Do these many things frighten you? Don’t let them. Buckle right down to it.

And then, last but not least, get a credit rating on the firm you plan to represent. Find out something about its management. Does it change sales managers often? Who are now its agents and are they satisfied? How do the commissions it pays compare with those paid by its competitors? Will it enter into a fair agency contract? Can you honestly say, after looking into these things, that you can be proud to represent it?

After all this has been said, there keeps running through our memory these terse words of H. B. McCoy, director, Office of Domestic Commerce, Washington, on the subject of operating as a manufacturers’ agent:

“When he (the would-be agent) is ready to start out on his own, he should be able to take one good established line with him to form the foundation of his new agency.”

Launching the Agency

Now suppose the new agent has taken the step, and hung out his shingle.

If he has not already done so, he should establish some definite policies for his business, and lay down a definite procedure for himself.

His chief stock in trade is a fair and profitable division of his time.

Don’t allow yourself to be pushed this way and that, either by over-zealous principals or by the minor duties of your own establishment.

The big orders, the profitable business, will not come flying in the window. But trivial details will clamber from every corner for your attention.

You’re on your own now. You are a free lance. You are a professional. Your success will depend largely upon how wisely you divide your available time.

Success Factors

Until now you probably never realized how very limited were the calling hours. The peak is mid-morning, and mid-afternoon. At that time where will you be? If you’re smart, you’ll be right out there in the field, pitching. Let the office work wait until evening: use a dictating machine; arrange with an accountant to do the bookkeeping chores; train your stenographer to run the office; call in to her often on the phone.

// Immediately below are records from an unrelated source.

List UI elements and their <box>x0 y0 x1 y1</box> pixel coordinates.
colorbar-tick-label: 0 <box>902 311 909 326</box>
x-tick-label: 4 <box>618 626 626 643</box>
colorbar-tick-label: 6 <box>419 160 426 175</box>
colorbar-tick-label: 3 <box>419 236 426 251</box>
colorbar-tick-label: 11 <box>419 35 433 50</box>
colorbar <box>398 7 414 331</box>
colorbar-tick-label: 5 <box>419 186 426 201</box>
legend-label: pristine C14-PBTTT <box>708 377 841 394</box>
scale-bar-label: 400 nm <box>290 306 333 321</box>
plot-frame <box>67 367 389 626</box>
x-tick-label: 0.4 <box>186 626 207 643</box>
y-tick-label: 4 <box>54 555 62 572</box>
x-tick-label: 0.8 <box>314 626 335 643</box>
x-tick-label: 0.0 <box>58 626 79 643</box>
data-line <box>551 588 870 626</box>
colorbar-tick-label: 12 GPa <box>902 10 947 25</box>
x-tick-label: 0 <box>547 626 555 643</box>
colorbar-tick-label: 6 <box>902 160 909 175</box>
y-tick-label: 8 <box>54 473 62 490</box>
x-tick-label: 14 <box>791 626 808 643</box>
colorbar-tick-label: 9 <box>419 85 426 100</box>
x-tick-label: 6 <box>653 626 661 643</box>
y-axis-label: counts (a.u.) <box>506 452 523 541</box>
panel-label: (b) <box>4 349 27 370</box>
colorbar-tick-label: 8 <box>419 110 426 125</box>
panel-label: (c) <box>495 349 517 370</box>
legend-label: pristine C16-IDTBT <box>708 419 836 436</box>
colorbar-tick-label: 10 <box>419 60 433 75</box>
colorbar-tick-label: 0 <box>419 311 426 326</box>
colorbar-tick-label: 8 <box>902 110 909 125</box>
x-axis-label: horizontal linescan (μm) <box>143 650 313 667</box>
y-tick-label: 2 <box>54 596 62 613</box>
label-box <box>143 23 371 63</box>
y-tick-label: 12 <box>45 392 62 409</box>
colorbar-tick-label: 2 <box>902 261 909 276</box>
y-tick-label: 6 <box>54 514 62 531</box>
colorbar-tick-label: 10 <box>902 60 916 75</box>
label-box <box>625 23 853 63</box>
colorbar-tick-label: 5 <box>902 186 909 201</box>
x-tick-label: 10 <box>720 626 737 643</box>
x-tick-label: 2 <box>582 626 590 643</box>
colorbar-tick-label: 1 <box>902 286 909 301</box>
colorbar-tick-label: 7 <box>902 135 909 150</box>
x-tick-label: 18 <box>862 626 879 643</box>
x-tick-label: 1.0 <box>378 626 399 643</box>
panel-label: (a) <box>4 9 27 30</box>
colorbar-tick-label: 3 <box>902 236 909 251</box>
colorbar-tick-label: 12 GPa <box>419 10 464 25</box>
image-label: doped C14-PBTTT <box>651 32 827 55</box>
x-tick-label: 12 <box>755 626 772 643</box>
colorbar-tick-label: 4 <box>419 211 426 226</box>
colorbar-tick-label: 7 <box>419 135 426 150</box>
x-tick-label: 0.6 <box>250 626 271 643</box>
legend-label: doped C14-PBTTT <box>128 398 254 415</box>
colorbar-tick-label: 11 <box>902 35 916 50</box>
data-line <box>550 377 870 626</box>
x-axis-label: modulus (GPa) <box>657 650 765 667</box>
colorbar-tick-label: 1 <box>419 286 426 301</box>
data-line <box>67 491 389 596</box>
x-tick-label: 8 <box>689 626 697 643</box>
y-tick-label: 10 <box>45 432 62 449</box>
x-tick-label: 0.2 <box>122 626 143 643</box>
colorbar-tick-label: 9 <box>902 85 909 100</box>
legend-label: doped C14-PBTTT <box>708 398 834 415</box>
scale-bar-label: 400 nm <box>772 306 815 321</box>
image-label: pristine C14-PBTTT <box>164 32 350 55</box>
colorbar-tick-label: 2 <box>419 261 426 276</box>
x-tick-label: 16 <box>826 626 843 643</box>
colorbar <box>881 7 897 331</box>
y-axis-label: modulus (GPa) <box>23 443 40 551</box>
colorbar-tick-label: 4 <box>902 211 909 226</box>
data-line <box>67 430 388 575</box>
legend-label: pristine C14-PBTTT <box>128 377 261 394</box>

Insofar as you can, conform from the beginning to the policies of your principals. They will be your bread and butter. Study their literature, their bulletins, their offerings. Become expert. Follow up all inquiries, one way or another, and don’t neglect a single one.

Report to principals the important details of all trade contacts. Answer principals’ letters fully and as promptly as possible. Set up a system; follow it.

Put yourself in the other fellow’s place. In the selling game, no word is NOT good word. No word is “a dead duck!” Remember that. As a fledgling agent, don’t make that mistake.

If you do — confidence is lost; support withdrawn; grounds laid for separation.

As in all other fields of human behavior, success usually comes to those who have what it takes. Luck? Yes, occasionally, but as a rule its foresight, ability and conscientious effort, that make up the winning factors.

Don’t bother looking for the short cuts — they are few and far between.